Community member Ben Liebowitz shared: “I know at one of my old jobs, they were moving everything to AWS. Anything they deemed legacy’ wouldn't move to AWS, but instead move to a VMware Environment hosted at a small MSP in the mid-west. The one thing that my boss didn't like was that it was on US to manage the VMware infrastructure, even though we didn't own it. So we had to do all of the upgrades, etc.”

Community member Wouter Kursten shared: “Most company's think they can save money by using an MSP which most of the time is false. Using an MSP on the other hand is better though on some sides because you run less risk in case of sickness and such.”

Community member David shared: “I used to work for an MSP but it was not a very good experience, unfortunately. On the other hand it was good learning and I made some very good friends while working there.”

Community member Joel shared: “The most important thing when you choose MSP i would think of knowledge and tool usage.
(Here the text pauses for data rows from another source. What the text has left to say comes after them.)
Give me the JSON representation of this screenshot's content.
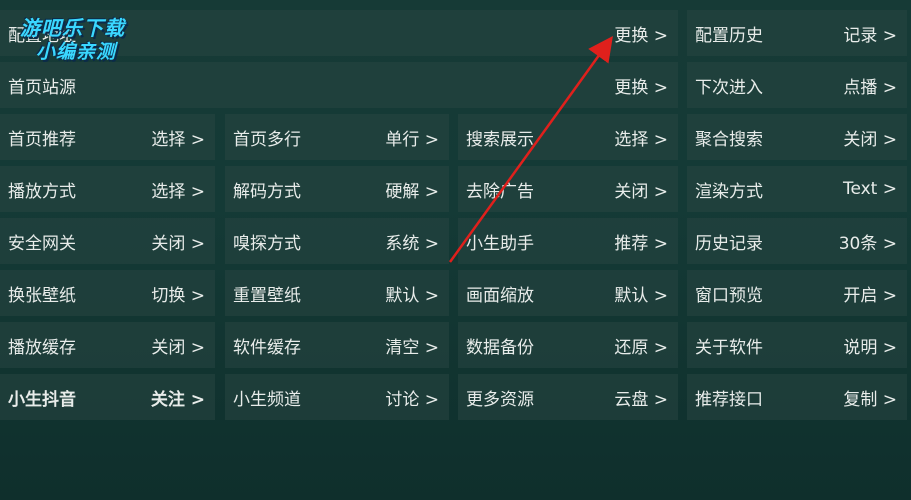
{
  "rows": [
    [
      {
        "label": "配置地址",
        "value": "更换 >",
        "span": 3
      },
      {
        "label": "配置历史",
        "value": "记录 >"
      }
    ],
    [
      {
        "label": "首页站源",
        "value": "更换 >",
        "span": 3
      },
      {
        "label": "下次进入",
        "value": "点播 >"
      }
    ],
    [
      {
        "label": "首页推荐",
        "value": "选择 >"
      },
      {
        "label": "首页多行",
        "value": "单行 >"
      },
      {
        "label": "搜索展示",
        "value": "选择 >"
      },
      {
        "label": "聚合搜索",
        "value": "关闭 >"
      }
    ],
    [
      {
        "label": "播放方式",
        "value": "选择 >"
      },
      {
        "label": "解码方式",
        "value": "硬解 >"
      },
      {
        "label": "去除广告",
        "value": "关闭 >"
      },
      {
        "label": "渲染方式",
        "value": "Text >"
      }
    ],
    [
      {
        "label": "安全网关",
        "value": "关闭 >"
      },
      {
        "label": "嗅探方式",
        "value": "系统 >"
      },
      {
        "label": "小生助手",
        "value": "推荐 >"
      },
      {
        "label": "历史记录",
        "value": "30条 >"
      }
    ],
    [
      {
        "label": "换张壁纸",
        "value": "切换 >"
      },
      {
        "label": "重置壁纸",
        "value": "默认 >"
      },
      {
        "label": "画面缩放",
        "value": "默认 >"
      },
      {
        "label": "窗口预览",
        "value": "开启 >"
      }
    ],
    [
      {
        "label": "播放缓存",
        "value": "关闭 >"
      },
      {
        "label": "软件缓存",
        "value": "清空 >"
      },
      {
        "label": "数据备份",
        "value": "还原 >"
      },
      {
        "label": "关于软件",
        "value": "说明 >"
      }
    ],
    [
      {
        "label": "小生抖音",
        "value": "关注 >",
        "bold": true
      },
      {
        "label": "小生频道",
        "value": "讨论 >"
      },
      {
        "label": "更多资源",
        "value": "云盘 >"
      },
      {
        "label": "推荐接口",
        "value": "复制 >"
      }
    ]
  ],
  "watermark": {
    "line1": "游吧乐下载",
    "line2": "小编亲测"
  },
  "colors": {
    "arrow": "#e0201c",
    "watermark": "#3ad7ff"
  }
}
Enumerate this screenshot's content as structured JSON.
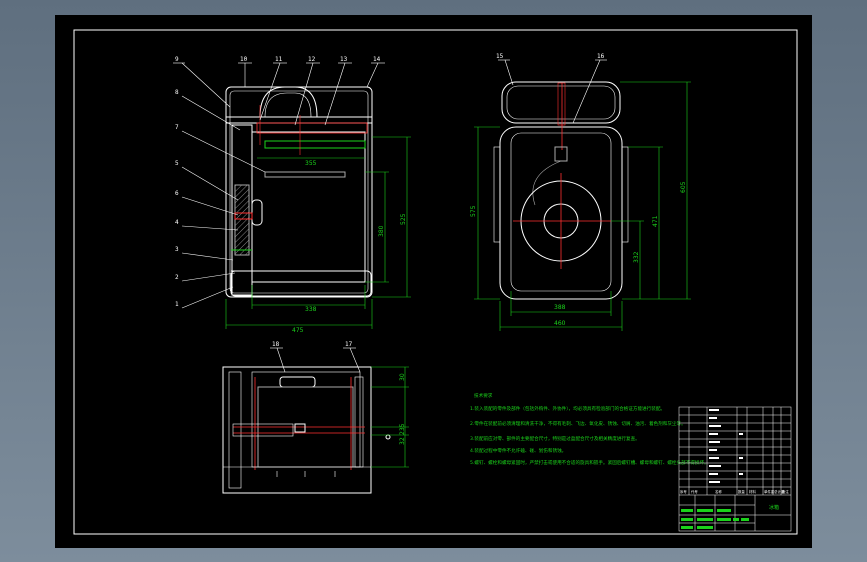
{
  "window": {
    "background_top": "#5f6f7f",
    "background_bottom": "#7d8d9c"
  },
  "colors": {
    "sheet": "#000000",
    "line": "#ffffff",
    "dim": "#1bd31b",
    "cut": "#ff3030",
    "hatch": "#8a8a8a"
  },
  "leaders": [
    "9",
    "8",
    "7",
    "5",
    "6",
    "4",
    "3",
    "2",
    "1",
    "10",
    "11",
    "12",
    "13",
    "14",
    "15",
    "16",
    "18",
    "17"
  ],
  "dims": {
    "front_width": "475",
    "front_inner": "338",
    "front_top": "355",
    "front_height_inner": "380",
    "front_height_outer": "525",
    "side_height_left": "575",
    "side_height_right": "605",
    "side_mid": "471",
    "side_low": "332",
    "side_width_inner": "388",
    "side_width": "460",
    "plan_a": "30",
    "plan_b": "235",
    "plan_c": "32"
  },
  "notes": {
    "heading": "技术要求",
    "lines": [
      "1.装入装配的零件及部件（包括外购件、外协件），均必须具有检验部门的合格证方能进行装配。",
      "2.零件在装配前必须清理和清洗干净，不得有毛刺、飞边、氧化皮、锈蚀、切屑、油污、着色剂和灰尘等。",
      "3.装配前应对零、部件的主要配合尺寸，特别是过盈配合尺寸及相关精度进行复查。",
      "4.装配过程中零件不允许磕、碰、划伤和锈蚀。",
      "5.螺钉、螺栓和螺母紧固时，严禁打击或使用不合适的旋具和扳手。紧固后螺钉槽、螺母和螺钉、螺栓头部不得损坏。"
    ]
  },
  "title_block": {
    "drawing_name": "冰箱",
    "headers": [
      "序号",
      "代号",
      "名称",
      "数量",
      "材料",
      "单件重",
      "总计重",
      "备注"
    ]
  }
}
Then price and size.”

Community member Milan Petrovic shared: “What do you think are the most important factors in choosing an MSP? Size and price.”

Community member Gerrit Biesterbosch shared: “Sometimes the experience is great, other time it is less because of communication errors. When choosing a new MSP we ask for references. What are the response times. And of course, costs.”

Community member John Kenny shared: “What do you think are the most important factors in choosing an MSP? Would have to say price would be obvious factor but also another would be to go over contracts before signing to make sure nothing is left out before you sign.”

Community member Germano shared: “I worked with MSPs. I think it has positive points from the moment that the MSP really understands its environment. Some of the MSPs I worked on have a more superficial understanding of it. Which means that with each change of person in the MSP, I have to "teach" again, because not even the documentation generated by the MSP solves it. Or cases that with several members in the MSP are unable to solve a problem, forcing them to escalate the problem, or always trigger the same people. In addition to this point, the fact that you can leave someone thinking for you, or together with you, presenting good ideas on how to improve your environment, and implementing them, helps a lot in everyday life.”

Community member Ron shared: “I work a lot with MSP's on a daily basis and my experiences are both positive as negative. Some MSP's are really good, others are really bad. As a technical ERP consultant, I connect constantly remote to my customers. I use RDM for that (which I absolutely LOVE !), but I notice that a lot of MSP's don't even know what RDM is or they have their own solutions. They also don't always keep track of all the service accounts they hand out and their passwords.”

Thank you to everyone who participated in the poll. We will use your feedback to help us support both MSPs and the businesses that depend on them!